# Bessel's Inequality Proof

I have a question about a step in my book, "Mathematical Methods" by McQuarrie about Bessels proof.

The solution on Bessel's inequality start with: $$\int^1_{-1} \left[ f (x) - \sum^N_{n=0} a_n P_n(x) \right] ^2 dx \geq 0.$$ Then, \begin{align} \int^1_{-1} {f^2 (x)}dx &- 2\sum^N_{n=0} a_n \int^1_{-1} f(x)P_n(x)dx\\ &+ \sum^N_{n=0}\sum^N_{m=0}a_n a_m \int^1_{-1}P_n(x)P_m(x) dx \geq 0. \end{align} or $$\int^1_{-1}f^2(x)dx \geq \sum^N_{n=0}\frac{2}{2n+1} a^2_n.$$

Where $P_n(x)$ are the Legendre polynomials and, $$a_n=\frac{2n+1}{2}\int_{-1}^1 f(x)P_n(x).$$ I am confused why $$2\sum^N_{n=0} a_n \int^1_{-1} f(x)P_n(x)dx - \sum^N_{n=0}\sum^N_{m=0}a_n a_m \int^1_{-1}P_n(x)P_m(x) dx = \sum^N_{n=0}\frac{2}{2n+1}.$$

• I assume the $P_n(x)$ are the Legendre polynomials.
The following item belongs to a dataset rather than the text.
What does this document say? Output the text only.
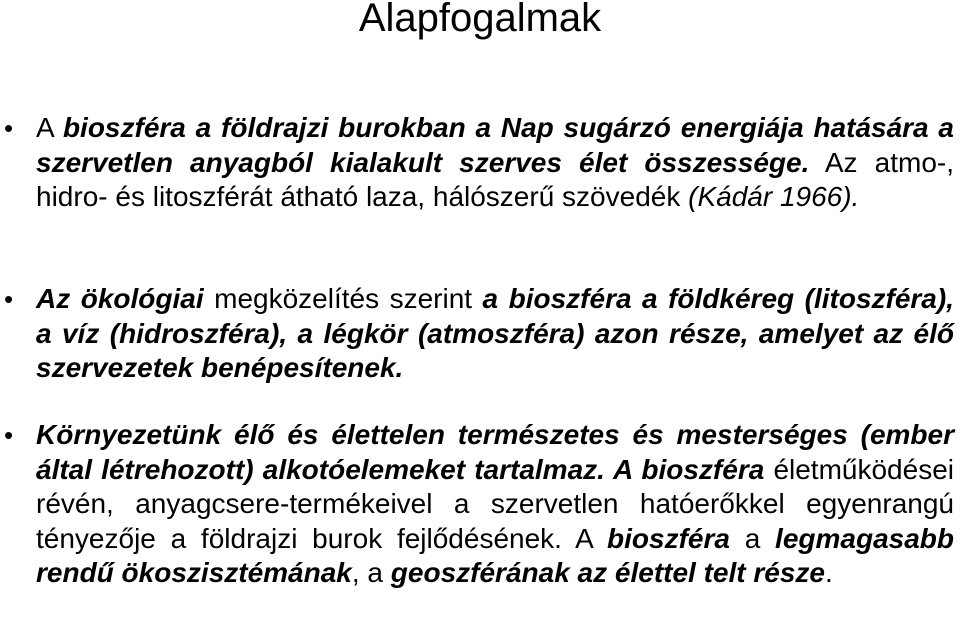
Alapfogalmak
• A bioszféra a földrajzi burokban a Nap sugárzó energiája hatására a szervetlen anyagból kialakult szerves élet összessége. Az atmo-, hidro- és litoszférát átható laza, hálószerű szövedék (Kádár 1966).
• Az ökológiai megközelítés szerint a bioszféra a földkéreg (litoszféra), a víz (hidroszféra), a légkör (atmoszféra) azon része, amelyet az élő szervezetek benépesítenek.
• Környezetünk élő és élettelen természetes és mesterséges (ember által létrehozott) alkotóelemeket tartalmaz. A bioszféra életműködései révén, anyagcsere-termékeivel a szervetlen hatóerőkkel egyenrangú tényezője a földrajzi burok fejlődésének. A bioszféra a legmagasabb rendű ökoszisztémának, a geoszférának az élettel telt része.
So what are the coefficients $a_n$? Commented Nov 16, 2017 at 0:26
• $a_n=\frac{2n+1}{2}\int_{-1}^1 f(x)P_n(x).$ You are correct to assume $P_n(x)$ is the Legendre polynomials. Commented Nov 16, 2017 at 1:05

Since $$a_n = \frac{2n + 1}{2} \int^1_{-1} f(x) P_n (x) \, dx \quad \Rightarrow \quad \int^1_{-1} f(x) P_n (x) \, dx = \frac{2 a_n}{2n + 1}.$$
Also, from the well-known orthogonality property for the Legendre polynomials, namely \begin{align*} \int^1_{-1} P_m (x) P_n (x) \, dx = \begin{cases} 0, & m \neq n\\[1ex] \displaystyle{\frac{2}{2n + 1}}, & m = n \end{cases} \end{align*} (a proof of this can be found here) all terms appearing in the $m$ sum will be equal to zero except for the $m = n$ term which, from the orthogonality condition, will be equal to $$\int^1_{-1} P_m (x) P_n (x) \, dx = \frac{2}{2n + 1}.$$ Thus \begin{align*} 2\sum^N_{n=0} a_n \int^1_{-1} f(x)P_n(x)dx - \sum^N_{n=0}\sum^N_{m=0}a_n a_m \int^1_{-1}P_n(x)P_m(x) dx &= 2 \sum^N_{n = 0} \frac{2 a^2_n}{2n + 1} - \sum^N_{n = 0} \frac{2 a^2_n}{2n + 1}\\ &= \sum^N_{n=0}\frac{2 a^2_n}{2n+1}, \end{align*} as required.